給料が銀行口座に振り込まれることで、私たちが失った感覚があります。
それは、「毎月の稼ぎをまるまる手にする機会」です。
たとえば、毎月コンスタントに20万円振り込まれているとして、20万円の束はどれくらいの厚さか、実感している人は少ないと思います。
給料は自分が汗して働いた結果、得られた報酬です。
今の時代、給料が口座に振り込まれることで、そのありがたみが感じられにくくなっているのです。

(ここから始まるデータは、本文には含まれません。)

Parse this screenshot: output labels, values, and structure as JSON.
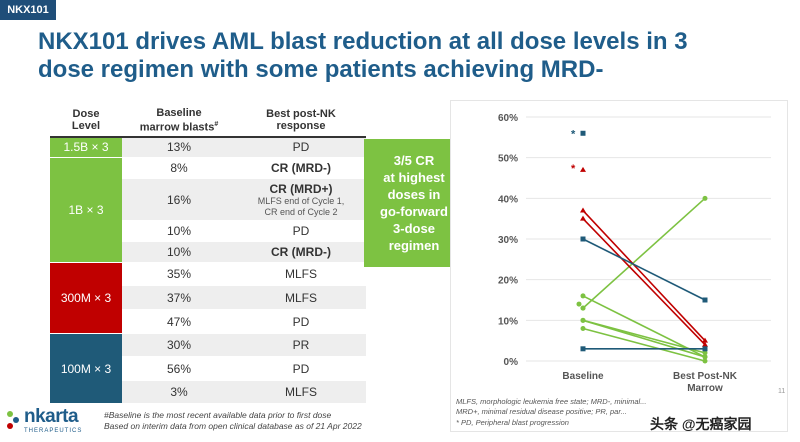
{
  "tag": "NKX101",
  "title": {
    "line1": "NKX101 drives AML blast reduction at all dose levels in 3",
    "line2": "dose regimen with some patients achieving MRD-"
  },
  "table": {
    "headers": {
      "dose_level": [
        "Dose",
        "Level"
      ],
      "baseline": [
        "Baseline",
        "marrow blasts"
      ],
      "baseline_sup": "#",
      "response": [
        "Best post-NK",
        "response"
      ]
    },
    "groups": [
      {
        "dose": "1.5B × 3",
        "color": "#7dc242",
        "rows": [
          {
            "baseline": "13%",
            "response": "PD",
            "bold": false
          }
        ]
      },
      {
        "dose": "1B × 3",
        "color": "#7dc242",
        "rows": [
          {
            "baseline": "8%",
            "response": "CR (MRD-)",
            "bold": true
          },
          {
            "baseline": "16%",
            "response": "CR (MRD+)",
            "bold": true,
            "sub": [
              "MLFS end of Cycle 1,",
              "CR end of Cycle 2"
            ]
          },
          {
            "baseline": "10%",
            "response": "PD",
            "bold": false
          },
          {
            "baseline": "10%",
            "response": "CR (MRD-)",
            "bold": true
          }
        ]
      },
      {
        "dose": "300M × 3",
        "color": "#c00000",
        "rows": [
          {
            "baseline": "35%",
            "response": "MLFS",
            "bold": false
          },
          {
            "baseline": "37%",
            "response": "MLFS",
            "bold": false
          },
          {
            "baseline": "47%",
            "response": "PD",
            "bold": false
          }
        ]
      },
      {
        "dose": "100M × 3",
        "color": "#1f5a78",
        "rows": [
          {
            "baseline": "30%",
            "response": "PR",
            "bold": false
          },
          {
            "baseline": "56%",
            "response": "PD",
            "bold": false
          },
          {
            "baseline": "3%",
            "response": "MLFS",
            "bold": false
          }
        ]
      }
    ]
  },
  "callout": [
    "3/5 CR",
    "at highest",
    "doses in",
    "go-forward",
    "3-dose",
    "regimen"
  ],
  "footnotes": {
    "line1": "#Baseline is the most recent available data prior to first dose",
    "line2": "Based on interim data from open clinical database as of 21 Apr 2022"
  },
  "logo": {
    "name": "nkarta",
    "sub": "THERAPEUTICS"
  },
  "chart_notes": {
    "line1": "MLFS, morphologic leukemia free state; MRD-, minimal...",
    "line2": "MRD+, minimal residual disease positive; PR, par...",
    "line3": "* PD, Peripheral blast progression"
  },
  "watermark": "头条 @无癌家园",
  "page_number": "11",
  "chart_data": {
    "type": "line",
    "categories": [
      "Baseline",
      "Best Post-NK Marrow"
    ],
    "ylim": [
      0,
      60
    ],
    "yticks": [
      "0%",
      "10%",
      "20%",
      "30%",
      "40%",
      "50%",
      "60%"
    ],
    "ytick_values": [
      0,
      10,
      20,
      30,
      40,
      50,
      60
    ],
    "series": [
      {
        "color": "#7dc242",
        "values": [
          13,
          40
        ]
      },
      {
        "color": "#7dc242",
        "values": [
          8,
          0
        ]
      },
      {
        "color": "#7dc242",
        "values": [
          16,
          1
        ]
      },
      {
        "color": "#7dc242",
        "values": [
          10,
          1
        ]
      },
      {
        "color": "#7dc242",
        "values": [
          10,
          2
        ]
      },
      {
        "color": "#c00000",
        "values": [
          35,
          4
        ]
      },
      {
        "color": "#c00000",
        "values": [
          37,
          5
        ]
      },
      {
        "color": "#c00000",
        "values": [
          47,
          null
        ]
      },
      {
        "color": "#1f5a78",
        "values": [
          30,
          15
        ]
      },
      {
        "color": "#1f5a78",
        "values": [
          56,
          null
        ]
      },
      {
        "color": "#1f5a78",
        "values": [
          3,
          3
        ]
      }
    ],
    "extra_points": [
      {
        "color": "#7dc242",
        "value": 14
      },
      {
        "color": "#7dc242",
        "value": 13
      }
    ],
    "asterisks": [
      "*",
      "*"
    ]
  }
}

そこで、給料を全額現金でおろすことをオススメします。

そんな金額を手にすること自体、あまりないと思います。
それによって、お金のありがたみが実感できて、無駄遣いが確実に減るのです。
「そんなことで!」と思われるかもしれません。
でも、そんなことが、お金を貯める際の手助けをしてくれるのです。
札束を見ると、働いている実感がわいてくる
実際、次の給料日に一度、全額おろしてみてください。
けっこうな額になるので、ちょっとこわいかもしれません。
おろす際は、後ろをよく見て、おろしたお金は備えつけの封筒に入れて、しっかりバッグにしまいましょう。
そして、家に帰ってから、封筒のお金を手に取ってまじまじと見つめてみてください。
「毎月これをもらうために、自分は働いているのか」という実感がわいてくるでしょう。
これだけの大金をしっかり手にすると、お金を大事に使おうという意識が働きます。
それが貯める力をつけてくれるのです。

最近は、電子マネーで支払いをしている人がとても増えています。
ICカードにお金がチャージされていれば、読み取り端末にカードをかざすだけで支払いがすみます。

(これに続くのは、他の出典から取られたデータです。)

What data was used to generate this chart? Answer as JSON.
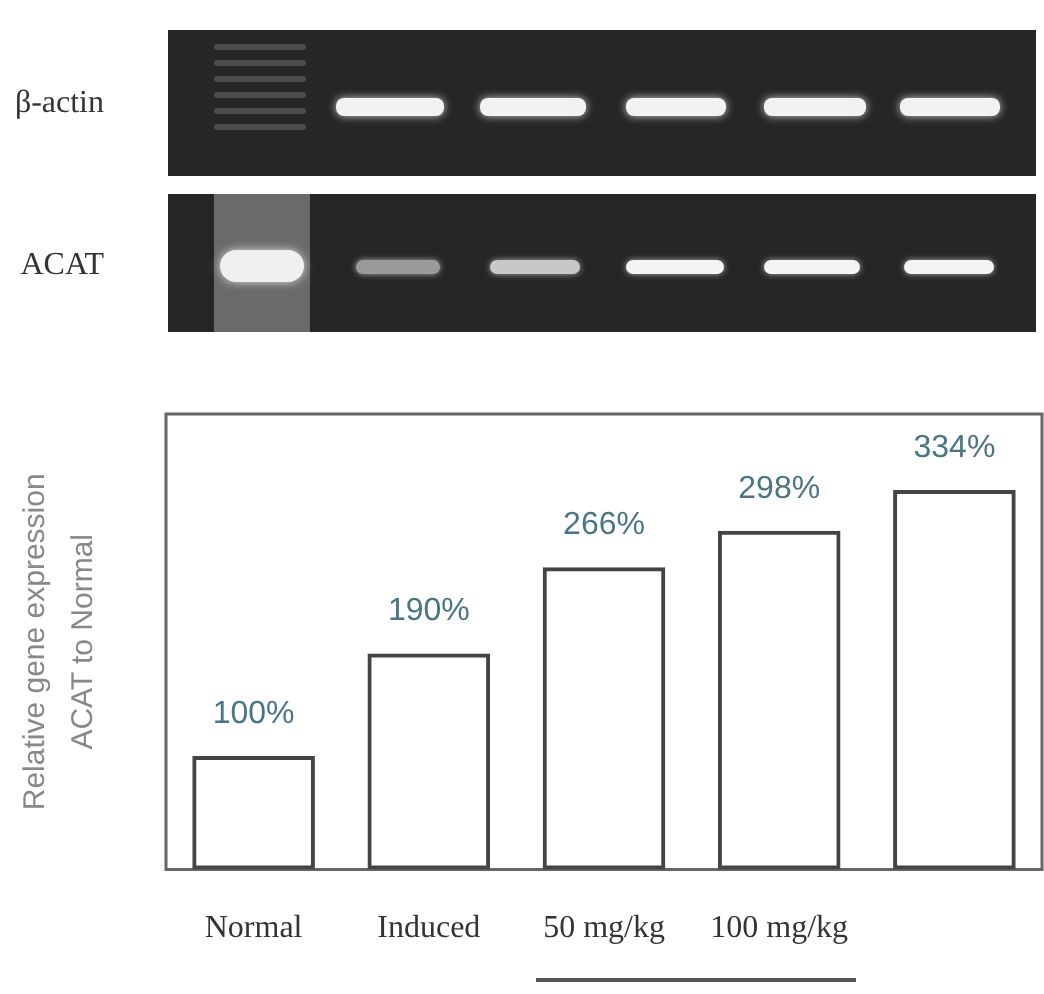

クレジットカードのようなひと手間がないので、たいへん便利です。
スーパーやコンビニだけでなく、電車やバスに乗る際や、自動販売機でも使えるのです。
そのため、現金にふれる機会が格段に少なくなっています。
無駄遣いがなくならないのは、ものが豊富にあることと、このような便利な習慣がそうさせているように思えてしかたがありません。

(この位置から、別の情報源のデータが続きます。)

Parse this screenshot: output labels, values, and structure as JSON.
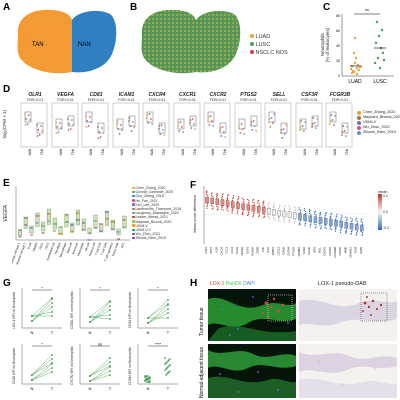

以前、お金が貯まっている家庭を取材したとき、感心したことがありました。
その家庭の小学生のお子さんは、電車に乗るときは、ICカードをかざすのではなく、切符を購入して乗るようにしているのだそうです。
それは、電車はお金を払って乗るものという感覚をお子さんに身につけさせるためでした。
我が家の息子は小さいころ、私が財布を開けて「お金がなくなったわ!」と話すと、「ATMの機械に行けば、お金がもらえるんでしょ」と真顔で話していたものです。
私はこのご家庭の話を聞いて、電子マネーやクレジットカードに気をつけないと、子供の金銭感覚も狂わせてしまうかもしれないと思いました。
とにかく一度、1か月分の給料を全額現金でおろしてみることです。
それだけで、なにも感じずにお金を使うことがなくなると思います。
その感情の働きがお金の使い方を上手にしてくれるのです。